The cause of the poor approximation for genome s10 is unclear; it could be due to low coverage, or small genome size, or something else. More investigation needed.

ctb commented 4 years ago

I think the above should answer @mytluo first question.

answering @mytluo second question,

for --output-unassigned, is it correct to interpret that file as the list of hashes that were unclassified for the "mins" array? If I took the length of that array and added it to the sum of average_abund (or the correct column), could I calculate the % abundance from that sum? Apologies if this is completely off the mark!

Yes, that file is the list of hashes that were not classified / assigned to a genome. The percentages and so on referred to elsewhere in this issue should take that all into account, however, so you don't need to explicitly account for them yourself!

ctb commented 4 years ago

more @mytluo answers -

I was pointed to f_unique_weighted as a possible equivalence to relative abundance -- the summed fraction seems to match the query coverage, so that seems right, but I just wanted to confirm before moving forward :)
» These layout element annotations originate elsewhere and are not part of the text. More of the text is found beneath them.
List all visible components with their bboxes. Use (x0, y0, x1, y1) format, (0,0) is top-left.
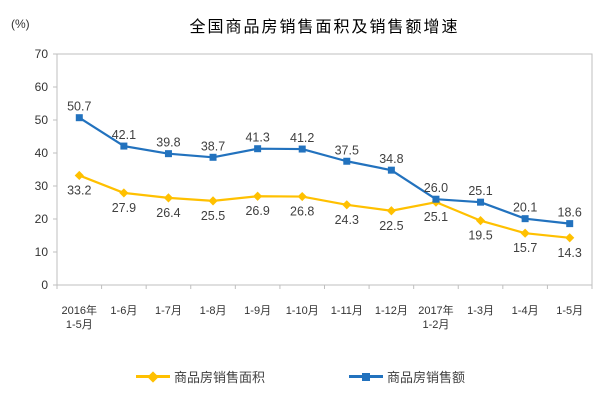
y-axis-tick-label: 30 (35, 179, 49, 193)
data-point-marker-1 (254, 145, 262, 153)
series-line-0 (78, 174, 570, 239)
data-point-label-0: 26.8 (290, 205, 314, 219)
data-point-label-0: 25.5 (201, 209, 225, 223)
data-point-label-1: 25.1 (468, 184, 492, 198)
data-point-marker-1 (521, 215, 529, 223)
data-point-marker-1 (432, 195, 440, 203)
data-point-label-0: 27.9 (112, 201, 136, 215)
legend-marker-sales-amount-icon (349, 372, 383, 381)
x-axis-label: 1-10月 (286, 305, 319, 317)
y-axis-tick-label: 60 (35, 80, 49, 94)
y-axis-tick-label: 0 (41, 278, 48, 292)
data-point-marker-0 (342, 200, 352, 210)
data-point-label-1: 41.3 (245, 131, 269, 145)
data-point-label-0: 14.3 (558, 246, 582, 260)
chart-title: 全国商品房销售面积及销售额增速 (189, 19, 460, 36)
x-axis-label: 1-9月 (244, 305, 271, 317)
x-axis-label: 1-6月 (110, 305, 137, 317)
data-point-marker-1 (566, 220, 574, 228)
legend-label-sales-area: 商品房销售面积 (173, 370, 265, 385)
data-point-label-1: 50.7 (67, 100, 91, 114)
y-axis-tick-label: 70 (35, 47, 49, 61)
y-axis-tick-label: 10 (35, 245, 49, 259)
x-axis-label: 1-11月 (331, 305, 363, 317)
data-point-marker-0 (475, 216, 486, 226)
data-point-marker-1 (477, 198, 485, 206)
data-point-marker-1 (343, 157, 351, 165)
x-axis-label: 1-7月 (155, 305, 182, 317)
data-point-label-0: 33.2 (67, 183, 91, 197)
legend-label-sales-amount: 商品房销售额 (387, 370, 466, 385)
data-point-label-1: 34.8 (379, 152, 403, 166)
series-line-1 (78, 116, 570, 225)
data-point-label-0: 24.3 (335, 213, 359, 227)
legend-marker-sales-area-icon (135, 370, 170, 383)
data-point-marker-0 (163, 193, 174, 203)
plot-border (56, 53, 593, 286)
x-axis-label: 1-8月 (200, 305, 227, 317)
data-point-label-0: 15.7 (513, 241, 537, 255)
data-point-marker-0 (119, 188, 129, 198)
x-axis-label: 1-4月 (512, 305, 539, 317)
data-point-marker-1 (164, 150, 172, 158)
data-point-label-1: 26.0 (424, 181, 448, 195)
x-axis-label: 1-12月 (375, 305, 408, 317)
data-point-marker-0 (386, 206, 396, 216)
data-point-marker-1 (209, 153, 217, 161)
data-point-label-0: 19.5 (468, 229, 492, 243)
data-point-label-0: 22.5 (379, 219, 403, 233)
x-axis-label: 2017年 1-2月 (418, 303, 453, 331)
chart-legend: 商品房销售面积 商品房销售额 (0, 367, 601, 386)
legend-item-sales-amount: 商品房销售额 (349, 367, 465, 386)
y-axis-unit-label: (%) (11, 17, 30, 31)
data-point-label-1: 39.8 (156, 136, 180, 150)
legend-item-sales-area: 商品房销售面积 (135, 367, 265, 386)
data-point-marker-1 (298, 145, 306, 153)
data-point-marker-0 (565, 233, 575, 243)
data-point-marker-0 (74, 170, 84, 181)
data-point-marker-0 (253, 191, 263, 201)
data-point-label-1: 42.1 (112, 128, 136, 142)
data-point-label-1: 18.6 (558, 206, 582, 220)
x-axis-label: 1-5月 (556, 305, 583, 317)
data-point-marker-1 (120, 142, 128, 150)
data-point-label-0: 25.1 (424, 210, 448, 224)
data-point-label-0: 26.4 (156, 206, 180, 220)
legend-diamond-icon (147, 370, 159, 383)
x-axis-label: 1-3月 (467, 305, 494, 317)
data-point-marker-1 (75, 114, 83, 122)
legend-square-icon (362, 372, 370, 381)
x-axis-label: 2016年 1-5月 (62, 303, 97, 331)
data-point-label-0: 26.9 (245, 204, 269, 218)
data-point-marker-1 (387, 166, 395, 174)
data-point-label-1: 38.7 (201, 139, 225, 153)
data-point-marker-0 (297, 191, 307, 202)
data-point-marker-0 (520, 228, 530, 238)
data-point-label-1: 41.2 (290, 131, 314, 145)
y-axis-tick-label: 50 (35, 113, 49, 127)
data-point-marker-0 (208, 196, 218, 206)
data-point-label-1: 37.5 (335, 143, 359, 157)
data-point-label-1: 20.1 (513, 201, 537, 215)
y-axis-tick-label: 40 (35, 146, 49, 160)
y-axis-tick-label: 20 (35, 212, 49, 226)
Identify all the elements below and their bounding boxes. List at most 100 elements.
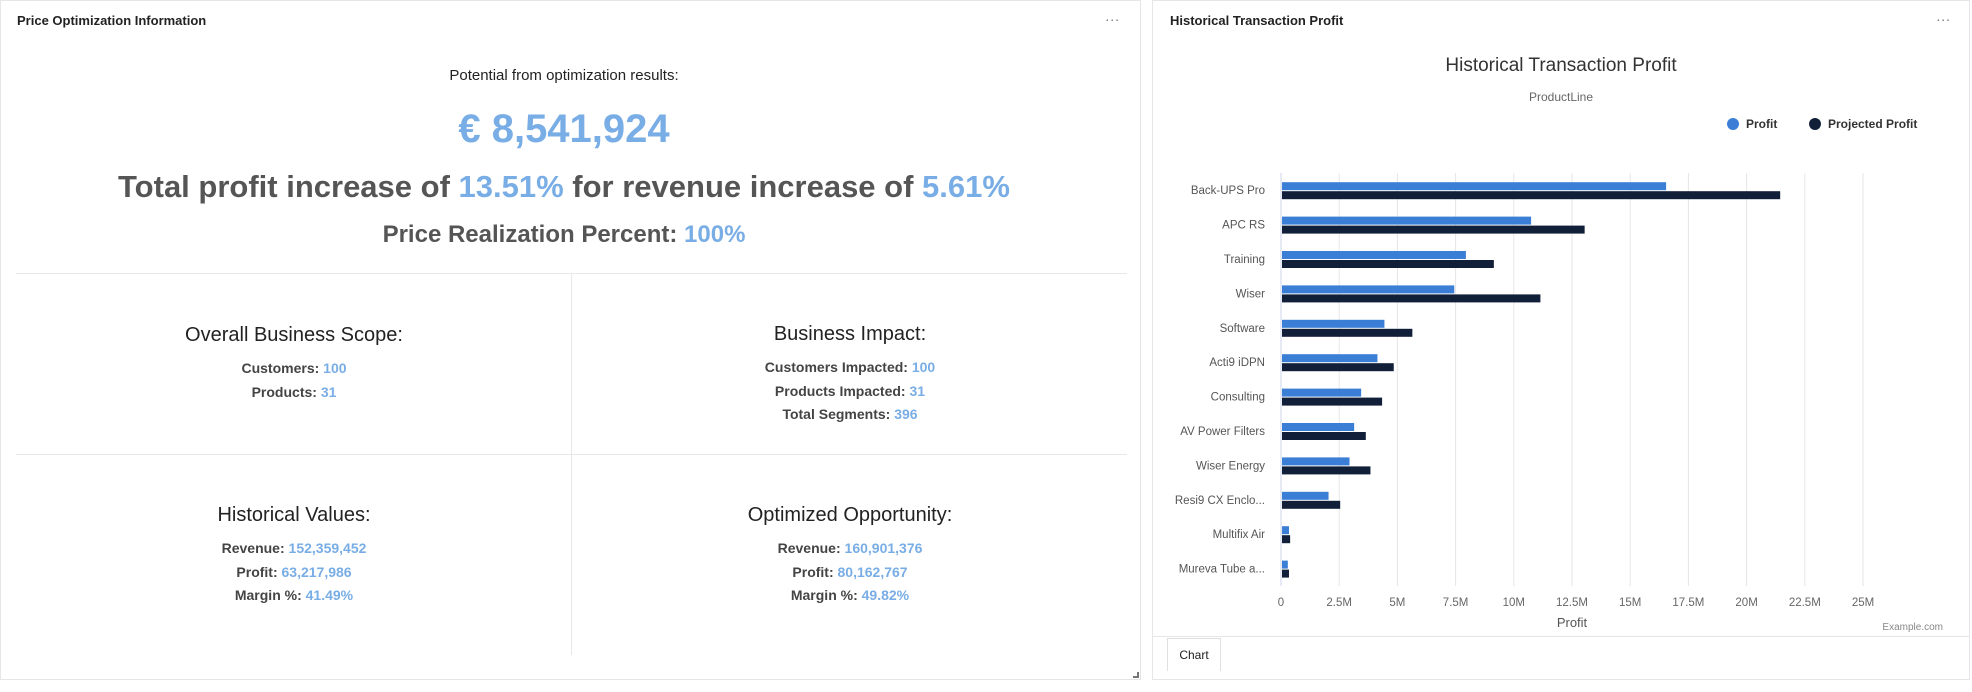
metric-value: 152,359,452 <box>288 540 367 556</box>
tab-strip <box>1153 636 1969 637</box>
divider <box>16 273 1127 274</box>
optimized-opportunity-section: Optimized Opportunity: Revenue: 160,901,… <box>572 504 1128 608</box>
chart-credits: Example.com <box>1882 622 1943 633</box>
legend-marker-profit <box>1727 118 1739 130</box>
x-tick-label: 2.5M <box>1326 597 1352 609</box>
metric-label: Total Segments: <box>782 406 891 422</box>
panel-title: Price Optimization Information <box>17 13 207 28</box>
x-tick-label: 12.5M <box>1556 597 1588 609</box>
bar-projected-profit <box>1282 432 1366 440</box>
increase-prefix: Total profit increase of <box>118 169 459 204</box>
metric-label: Margin %: <box>234 587 302 603</box>
business-impact-section: Business Impact: Customers Impacted: 100… <box>572 323 1128 427</box>
metric-label: Customers Impacted: <box>764 359 908 375</box>
metric-row: Margin %: 41.49% <box>16 584 572 608</box>
category-label: Wiser Energy <box>1196 460 1265 472</box>
potential-value: € 8,541,924 <box>458 107 670 151</box>
revenue-increase-value: 5.61% <box>922 169 1010 204</box>
realization-value: 100% <box>684 221 746 248</box>
tab-chart[interactable]: Chart <box>1167 638 1221 671</box>
category-label: Software <box>1220 323 1265 335</box>
increase-summary: Total profit increase of 13.51% for reve… <box>1 169 1127 205</box>
section-title: Historical Values: <box>217 504 371 526</box>
metric-row: Products: 31 <box>16 381 572 405</box>
bar-projected-profit <box>1282 569 1289 578</box>
metric-row: Customers Impacted: 100 <box>572 356 1128 380</box>
metric-row: Customers: 100 <box>16 357 572 381</box>
section-title: Business Impact: <box>773 323 927 345</box>
metric-label: Revenue: <box>777 540 841 556</box>
category-label: Mureva Tube a... <box>1179 564 1265 576</box>
bar-projected-profit <box>1282 294 1541 303</box>
legend-label-projected: Projected Profit <box>1828 117 1917 131</box>
bar-projected-profit <box>1282 500 1341 509</box>
bar-projected-profit <box>1282 225 1585 234</box>
profit-chart: Historical Transaction Profit ProductLine… <box>1175 55 1943 633</box>
increase-middle: for revenue increase of <box>563 169 923 204</box>
bar-profit <box>1282 354 1378 363</box>
metric-label: Profit: <box>792 563 834 580</box>
category-label: Training <box>1224 254 1265 266</box>
metric-row: Revenue: 152,359,452 <box>16 537 572 561</box>
metric-label: Profit: <box>236 563 278 580</box>
section-title: Optimized Opportunity: <box>747 504 953 526</box>
metric-label: Products Impacted: <box>774 382 906 399</box>
metric-row: Profit: 63,217,986 <box>16 561 572 585</box>
section-title: Overall Business Scope: <box>185 324 403 346</box>
panel-menu-icon[interactable]: ... <box>1105 8 1120 24</box>
bar-profit <box>1282 216 1532 225</box>
bar-profit <box>1282 251 1466 259</box>
x-tick-label: 15M <box>1619 597 1641 609</box>
x-tick-label: 7.5M <box>1443 597 1469 609</box>
category-label: Acti9 iDPN <box>1209 357 1265 369</box>
category-label: Consulting <box>1211 392 1265 404</box>
metric-value: 41.49% <box>305 587 354 603</box>
metric-value: 80,162,767 <box>837 563 908 580</box>
chart-title: Historical Transaction Profit <box>1445 55 1677 76</box>
bar-projected-profit <box>1282 191 1781 200</box>
panel-menu-icon[interactable]: ... <box>1936 8 1951 24</box>
bar-profit <box>1282 319 1385 328</box>
panel-title: Historical Transaction Profit <box>1170 13 1344 28</box>
bar-profit <box>1282 457 1350 466</box>
metric-value: 160,901,376 <box>844 540 923 556</box>
realization-label: Price Realization Percent: <box>382 221 685 248</box>
metric-row: Margin %: 49.82% <box>572 584 1128 608</box>
x-tick-label: 17.5M <box>1672 597 1704 609</box>
category-label: Back-UPS Pro <box>1191 185 1265 197</box>
x-axis-title: Profit <box>1557 615 1588 630</box>
bar-profit <box>1282 423 1355 431</box>
bar-projected-profit <box>1282 260 1494 268</box>
divider <box>571 274 572 655</box>
bar-projected-profit <box>1282 328 1413 337</box>
legend-label-profit: Profit <box>1746 117 1777 131</box>
x-tick-label: 10M <box>1503 597 1525 609</box>
metric-row: Profit: 80,162,767 <box>572 561 1128 585</box>
metric-label: Customers: <box>241 360 320 376</box>
price-realization: Price Realization Percent: 100% <box>1 221 1127 249</box>
x-tick-label: 25M <box>1852 597 1874 609</box>
category-label: Resi9 CX Enclo... <box>1175 495 1265 507</box>
metric-row: Products Impacted: 31 <box>572 380 1128 404</box>
x-tick-label: 5M <box>1389 597 1405 609</box>
metric-value: 396 <box>894 406 918 422</box>
metric-row: Total Segments: 396 <box>572 403 1128 427</box>
x-tick-label: 22.5M <box>1789 597 1821 609</box>
bar-profit <box>1282 285 1455 294</box>
chart-subtitle: ProductLine <box>1529 90 1593 104</box>
category-label: AV Power Filters <box>1180 426 1265 438</box>
bar-projected-profit <box>1282 397 1383 406</box>
price-optimization-panel: Price Optimization Information ... Poten… <box>0 0 1141 680</box>
resize-handle[interactable] <box>1133 672 1139 678</box>
x-tick-label: 0 <box>1278 597 1284 609</box>
metric-value: 31 <box>320 383 337 400</box>
bar-projected-profit <box>1282 363 1394 372</box>
potential-label: Potential from optimization results: <box>449 67 679 84</box>
category-label: Wiser <box>1236 288 1266 300</box>
bar-projected-profit <box>1282 535 1291 544</box>
historical-values-section: Historical Values: Revenue: 152,359,452 … <box>16 504 572 608</box>
business-scope-section: Overall Business Scope: Customers: 100 P… <box>16 324 572 404</box>
metric-value: 100 <box>323 360 347 376</box>
metric-value: 31 <box>909 382 926 399</box>
bar-profit <box>1282 491 1329 500</box>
Yeah, in partial response to this issue, I put in some tests to make sure I understood my own code :).

Per this line, f_unique_weighted is the abundance-weighted fraction of k-mers uniquely assigned to that gather match. See f_unique_to_query discussion here, which we then adjust to be weighted by the abundances.

ctb commented 4 years ago

the answer to @Alok-Shekhar question,

[how can we get] Abundance info just like we get from kraken run from "% of fragments covered " column?
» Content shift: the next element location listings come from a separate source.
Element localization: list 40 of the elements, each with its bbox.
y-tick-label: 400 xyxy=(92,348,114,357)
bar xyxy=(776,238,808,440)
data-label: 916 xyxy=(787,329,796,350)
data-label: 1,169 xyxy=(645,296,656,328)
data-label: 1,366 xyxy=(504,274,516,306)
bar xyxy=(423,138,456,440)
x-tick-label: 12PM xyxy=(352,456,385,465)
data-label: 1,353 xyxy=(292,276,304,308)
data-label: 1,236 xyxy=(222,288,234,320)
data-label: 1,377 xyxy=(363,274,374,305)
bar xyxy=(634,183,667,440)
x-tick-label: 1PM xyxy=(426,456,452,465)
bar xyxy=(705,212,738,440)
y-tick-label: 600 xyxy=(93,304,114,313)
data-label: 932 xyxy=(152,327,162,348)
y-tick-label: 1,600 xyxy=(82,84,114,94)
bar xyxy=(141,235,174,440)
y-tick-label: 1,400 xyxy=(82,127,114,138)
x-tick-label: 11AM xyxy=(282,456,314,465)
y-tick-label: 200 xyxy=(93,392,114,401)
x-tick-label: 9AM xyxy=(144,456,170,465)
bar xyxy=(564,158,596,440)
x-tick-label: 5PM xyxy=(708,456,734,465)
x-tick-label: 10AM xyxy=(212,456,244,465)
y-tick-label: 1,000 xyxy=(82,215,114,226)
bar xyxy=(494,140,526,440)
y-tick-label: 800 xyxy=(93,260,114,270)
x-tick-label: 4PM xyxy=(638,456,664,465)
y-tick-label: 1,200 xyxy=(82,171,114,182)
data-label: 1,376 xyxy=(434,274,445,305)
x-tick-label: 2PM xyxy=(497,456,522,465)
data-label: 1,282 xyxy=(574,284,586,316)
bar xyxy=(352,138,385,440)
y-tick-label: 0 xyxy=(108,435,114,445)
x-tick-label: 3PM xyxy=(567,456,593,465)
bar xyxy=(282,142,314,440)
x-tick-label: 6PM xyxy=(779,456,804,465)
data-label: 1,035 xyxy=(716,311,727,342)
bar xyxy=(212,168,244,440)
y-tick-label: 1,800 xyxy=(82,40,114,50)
is in #1022 and in the latest docs for lca summarize

ctb commented 4 years ago

ok I think I'm done for now, thanks for all the questions and please ask more!

cesarcardonau commented 4 years ago

This is very helpful, thanks so much @ctb

ctb commented 4 years ago

thank you for sticking with & please do ask for clarification :). we have an increasing number of good synthetic and real data sets that we can use to explore and demonstrate this stuff.
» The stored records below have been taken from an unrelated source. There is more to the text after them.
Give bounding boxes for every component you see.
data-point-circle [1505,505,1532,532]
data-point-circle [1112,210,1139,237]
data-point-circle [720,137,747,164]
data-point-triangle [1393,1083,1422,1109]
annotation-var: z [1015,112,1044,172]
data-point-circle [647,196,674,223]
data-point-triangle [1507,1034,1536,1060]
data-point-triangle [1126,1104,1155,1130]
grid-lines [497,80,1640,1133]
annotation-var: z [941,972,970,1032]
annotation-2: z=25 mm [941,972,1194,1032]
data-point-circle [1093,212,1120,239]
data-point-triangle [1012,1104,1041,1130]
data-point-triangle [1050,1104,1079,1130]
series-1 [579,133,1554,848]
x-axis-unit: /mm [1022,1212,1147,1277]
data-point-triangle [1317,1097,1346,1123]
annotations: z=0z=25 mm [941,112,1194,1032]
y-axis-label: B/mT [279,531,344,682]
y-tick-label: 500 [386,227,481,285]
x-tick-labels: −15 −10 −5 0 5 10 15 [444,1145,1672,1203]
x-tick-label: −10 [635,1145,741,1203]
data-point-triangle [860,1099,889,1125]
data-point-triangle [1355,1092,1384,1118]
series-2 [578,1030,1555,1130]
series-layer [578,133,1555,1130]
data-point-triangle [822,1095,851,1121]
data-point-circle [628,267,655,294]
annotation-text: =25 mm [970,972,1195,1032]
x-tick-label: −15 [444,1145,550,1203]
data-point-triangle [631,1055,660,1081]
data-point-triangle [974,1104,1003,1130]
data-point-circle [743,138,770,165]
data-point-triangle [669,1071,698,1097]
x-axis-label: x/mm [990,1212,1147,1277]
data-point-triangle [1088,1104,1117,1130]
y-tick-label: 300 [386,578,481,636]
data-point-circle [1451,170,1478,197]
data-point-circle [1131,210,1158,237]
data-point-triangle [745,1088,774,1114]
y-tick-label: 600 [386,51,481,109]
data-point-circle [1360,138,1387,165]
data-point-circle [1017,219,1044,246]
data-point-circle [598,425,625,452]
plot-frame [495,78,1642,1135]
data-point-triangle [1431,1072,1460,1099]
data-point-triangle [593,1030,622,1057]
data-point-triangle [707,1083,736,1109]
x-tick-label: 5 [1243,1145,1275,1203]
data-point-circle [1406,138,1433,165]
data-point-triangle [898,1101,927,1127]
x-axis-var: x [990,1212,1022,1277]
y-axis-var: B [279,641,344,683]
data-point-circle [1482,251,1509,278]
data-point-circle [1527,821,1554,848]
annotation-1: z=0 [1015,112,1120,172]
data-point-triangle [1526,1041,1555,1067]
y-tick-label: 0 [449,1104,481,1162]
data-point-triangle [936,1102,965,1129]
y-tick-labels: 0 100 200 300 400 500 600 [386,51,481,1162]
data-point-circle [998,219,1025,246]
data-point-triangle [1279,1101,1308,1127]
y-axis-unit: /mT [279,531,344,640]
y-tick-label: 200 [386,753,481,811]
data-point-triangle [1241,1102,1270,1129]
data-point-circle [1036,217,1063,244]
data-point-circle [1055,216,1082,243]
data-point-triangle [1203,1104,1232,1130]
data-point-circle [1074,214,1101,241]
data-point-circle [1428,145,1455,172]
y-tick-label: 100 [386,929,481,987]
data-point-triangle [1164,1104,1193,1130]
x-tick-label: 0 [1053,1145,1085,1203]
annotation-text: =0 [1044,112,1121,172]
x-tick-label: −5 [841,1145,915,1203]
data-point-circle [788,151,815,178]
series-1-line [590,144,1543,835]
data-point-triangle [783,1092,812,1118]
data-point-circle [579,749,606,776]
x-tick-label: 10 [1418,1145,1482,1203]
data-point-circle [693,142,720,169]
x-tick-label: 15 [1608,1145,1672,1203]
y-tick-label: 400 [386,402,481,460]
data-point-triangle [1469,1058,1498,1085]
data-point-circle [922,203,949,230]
DivyaRavichandar commented 4 years ago

@ctb This is very helpful in understanding f_unique_weighted. Would it be reasonable to go to from f_unique_weighted to an approximation of reads annotated to a strain by f_unique_weighted*read_depth_in_sample?

ctb commented 4 years ago

my naive thinking is that f_unique_weighted * number of reads should be what you're looking for. but I haven't thought that through :)

ctb commented 4 years ago

closing for now - moved final unanswered question to #1079 for visibility.